The Kazaa suit in Australia has been the subject of a few recent posts, so why not one more? A recent article on CNET news gives some insight into the music industry’s case against Sharman Networks (as if it really was a big surprise what they were going to say). While Sharman holds the position that it cannot control what the users do with its software, the music industry basically calls the software (or at least the latest version) “the robbers reward” that does nothing to prevent copyright infringement. In their own words:
Kazaa version 3 provides delightfully contemporaneous evidence that the respondents give their blessing to the copyright-infringing ways of their users. Indeed, they reward them with a new and better product to continue their robbing ways."
Strange how you don’t see this kind of reaction to new and advanced photocopiers that can do anything and everything (including make coffee). I haven’t seen anybody call for Xerox or Cannon to engage in mass efforts to prevent copyright infringement on their machines, even though it is widely accepted that a good amount of copyright infringement (even taking into consideration fair use) takes place on those machines on a daily basis. Heck, if these groups were really serious about protecting copyrights as a whole (and not just their profits), they would station a “copyright cop” next to public photocopiers to make sure copyrights aren’t being infringed. Sure, the MPAA and RIAA have more important technologies to worry about (DVD burners, iPods, Tivo, etc), but if their desire to protect copyrights from infringement was so genuine, you’d think they would try a broader approach rather than just target the likes of Sharman Networks. This way, when they go after Sharman Networks, their argument of protecting copyrights from infringement might not seem so disingenuous.

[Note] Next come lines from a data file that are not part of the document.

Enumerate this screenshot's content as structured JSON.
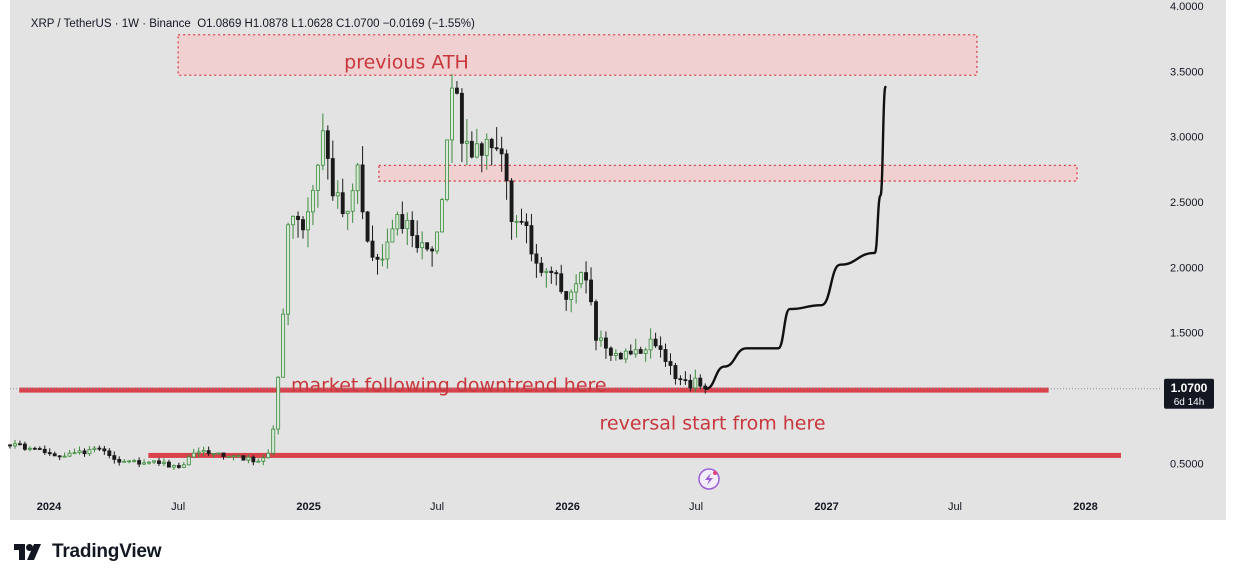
{
  "header": {
    "symbol": "XRP / TetherUS",
    "interval": "1W",
    "exchange": "Binance",
    "open": "O1.0869",
    "high": "H1.0878",
    "low": "L1.0628",
    "close": "C1.0700",
    "change": "−0.0169 (−1.55%)"
  },
  "price_badge": {
    "price": "1.0700",
    "countdown": "6d 14h"
  },
  "footer": {
    "brand": "TradingView"
  },
  "colors": {
    "background": "#e3e3e3",
    "up": "#3d8b3d",
    "down": "#1a1a1a",
    "annotation": "#d9424b",
    "zone_fill": "#f4c9cb",
    "badge": "#131722"
  },
  "chart_data": {
    "type": "candlestick",
    "series": [
      {
        "name": "XRP / TetherUS",
        "interval": "1W",
        "exchange": "Binance"
      }
    ],
    "yaxis": {
      "ticks": [
        "0.5000",
        "1.0000",
        "1.5000",
        "2.0000",
        "2.5000",
        "3.0000",
        "3.5000",
        "4.0000"
      ],
      "range": [
        0.28,
        4.0
      ]
    },
    "xaxis": {
      "ticks": [
        {
          "label": "2024",
          "date": "2024-01-01",
          "bold": true
        },
        {
          "label": "Jul",
          "date": "2024-07-01",
          "bold": false
        },
        {
          "label": "2025",
          "date": "2025-01-01",
          "bold": true
        },
        {
          "label": "Jul",
          "date": "2025-07-01",
          "bold": false
        },
        {
          "label": "2026",
          "date": "2026-01-01",
          "bold": true
        },
        {
          "label": "Jul",
          "date": "2026-07-01",
          "bold": false
        },
        {
          "label": "2027",
          "date": "2027-01-01",
          "bold": true
        },
        {
          "label": "Jul",
          "date": "2027-07-01",
          "bold": false
        },
        {
          "label": "2028",
          "date": "2028-01-01",
          "bold": true
        }
      ],
      "range": [
        "2023-11-07",
        "2028-04-15"
      ]
    },
    "anchors": [
      [
        "2023-11-07",
        0.64
      ],
      [
        "2023-12-15",
        0.6
      ],
      [
        "2024-01-20",
        0.55
      ],
      [
        "2024-03-10",
        0.62
      ],
      [
        "2024-04-15",
        0.5
      ],
      [
        "2024-06-01",
        0.51
      ],
      [
        "2024-07-05",
        0.46
      ],
      [
        "2024-07-25",
        0.6
      ],
      [
        "2024-09-01",
        0.56
      ],
      [
        "2024-10-25",
        0.52
      ],
      [
        "2024-11-08",
        0.57
      ],
      [
        "2024-11-18",
        1.1
      ],
      [
        "2024-11-28",
        1.85
      ],
      [
        "2024-12-05",
        2.45
      ],
      [
        "2024-12-20",
        2.3
      ],
      [
        "2025-01-10",
        2.55
      ],
      [
        "2025-01-20",
        3.1
      ],
      [
        "2025-02-05",
        2.6
      ],
      [
        "2025-03-01",
        2.35
      ],
      [
        "2025-03-10",
        2.85
      ],
      [
        "2025-03-25",
        2.2
      ],
      [
        "2025-04-10",
        2.05
      ],
      [
        "2025-05-05",
        2.35
      ],
      [
        "2025-05-20",
        2.3
      ],
      [
        "2025-06-20",
        2.1
      ],
      [
        "2025-07-01",
        2.2
      ],
      [
        "2025-07-14",
        2.95
      ],
      [
        "2025-07-21",
        3.45
      ],
      [
        "2025-08-05",
        3.05
      ],
      [
        "2025-08-25",
        2.85
      ],
      [
        "2025-09-20",
        3.0
      ],
      [
        "2025-10-05",
        2.85
      ],
      [
        "2025-10-12",
        2.4
      ],
      [
        "2025-11-01",
        2.3
      ],
      [
        "2025-11-20",
        2.05
      ],
      [
        "2025-12-15",
        1.95
      ],
      [
        "2026-01-05",
        1.75
      ],
      [
        "2026-01-25",
        2.0
      ],
      [
        "2026-02-10",
        1.45
      ],
      [
        "2026-03-05",
        1.35
      ],
      [
        "2026-04-10",
        1.33
      ],
      [
        "2026-05-01",
        1.45
      ],
      [
        "2026-05-20",
        1.25
      ],
      [
        "2026-06-15",
        1.1
      ],
      [
        "2026-07-05",
        1.13
      ],
      [
        "2026-07-15",
        1.07
      ]
    ],
    "projection": [
      [
        "2026-07-15",
        1.07
      ],
      [
        "2026-08-10",
        1.24
      ],
      [
        "2026-09-10",
        1.38
      ],
      [
        "2026-10-25",
        1.38
      ],
      [
        "2026-11-10",
        1.68
      ],
      [
        "2026-12-25",
        1.71
      ],
      [
        "2027-01-20",
        2.02
      ],
      [
        "2027-03-10",
        2.11
      ],
      [
        "2027-03-18",
        2.55
      ],
      [
        "2027-03-25",
        3.38
      ]
    ],
    "zones": [
      {
        "label": "previous ATH",
        "from": "2024-07-01",
        "to": "2027-08-01",
        "low": 3.47,
        "high": 3.78
      },
      {
        "label": "",
        "from": "2025-04-10",
        "to": "2027-12-20",
        "low": 2.66,
        "high": 2.78
      }
    ],
    "lines": [
      {
        "label": "market following downtrend here",
        "price": 1.06,
        "from": "2023-11-20",
        "to": "2027-11-10"
      },
      {
        "label": "",
        "price": 0.56,
        "from": "2024-05-20",
        "to": "2028-02-20"
      }
    ],
    "annotations": [
      {
        "text": "previous ATH",
        "date": "2025-02-20",
        "price": 3.52
      },
      {
        "text": "market following downtrend here",
        "date": "2024-12-07",
        "price": 1.05
      },
      {
        "text": "reversal start from here",
        "date": "2026-02-15",
        "price": 0.76
      }
    ],
    "current_price": 1.07
  }
}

What gets me is the industry’s argument that Sharman Networks has the duty to design its software to make it harder for copyright infringement to occur. Even if, as the music industry says (referring to Sharman), “they are perfectly capable of taking steps to inhibit infringing activity”, this does not confer an obligation on Sharman to put into place any measures to stop infringement. Although this is an argument that Posner mentioned in Aimster – the “could have designed it better” standard – that is not the state of the law today. Now, if cert is granted in the Grokster case here in the U.S., maybe there will be some kind of affirmative requirement to take “reasonable efforts” to eliminate the possibility of software being used to infringe copyrights. However, that is unlikely because it really isn’t an issue in the case.
At any rate, whether or not designers should be forced to take into account the facilitation of copyright infringement does not appear to be the kind of issue that courts should be deciding. At the Supreme Court mentioned in Sony, Congress is better suited to deal with these types of matters. From the looks of it, it appears that the music industry’s next strategy (unable to pass legislation in Congress, not making too much headway in the courts, and unsuccessful in scaring people away with lawsuits) is to persuade any court it can find in the world that p2p file-sharing that allows users to engage in copyright infringement is bad and should be stopped. Of course, now that several major labels have tried to get in on the p2p action, as noted by Yip Yu, do they really think there exists a court that is going to believe them? If the music industry saved its litigation costs and used them to knock a few bucks of their CD prices, they might not be in this situation today. But who am I kidding? That is waaaay too easy of a solution to this problem.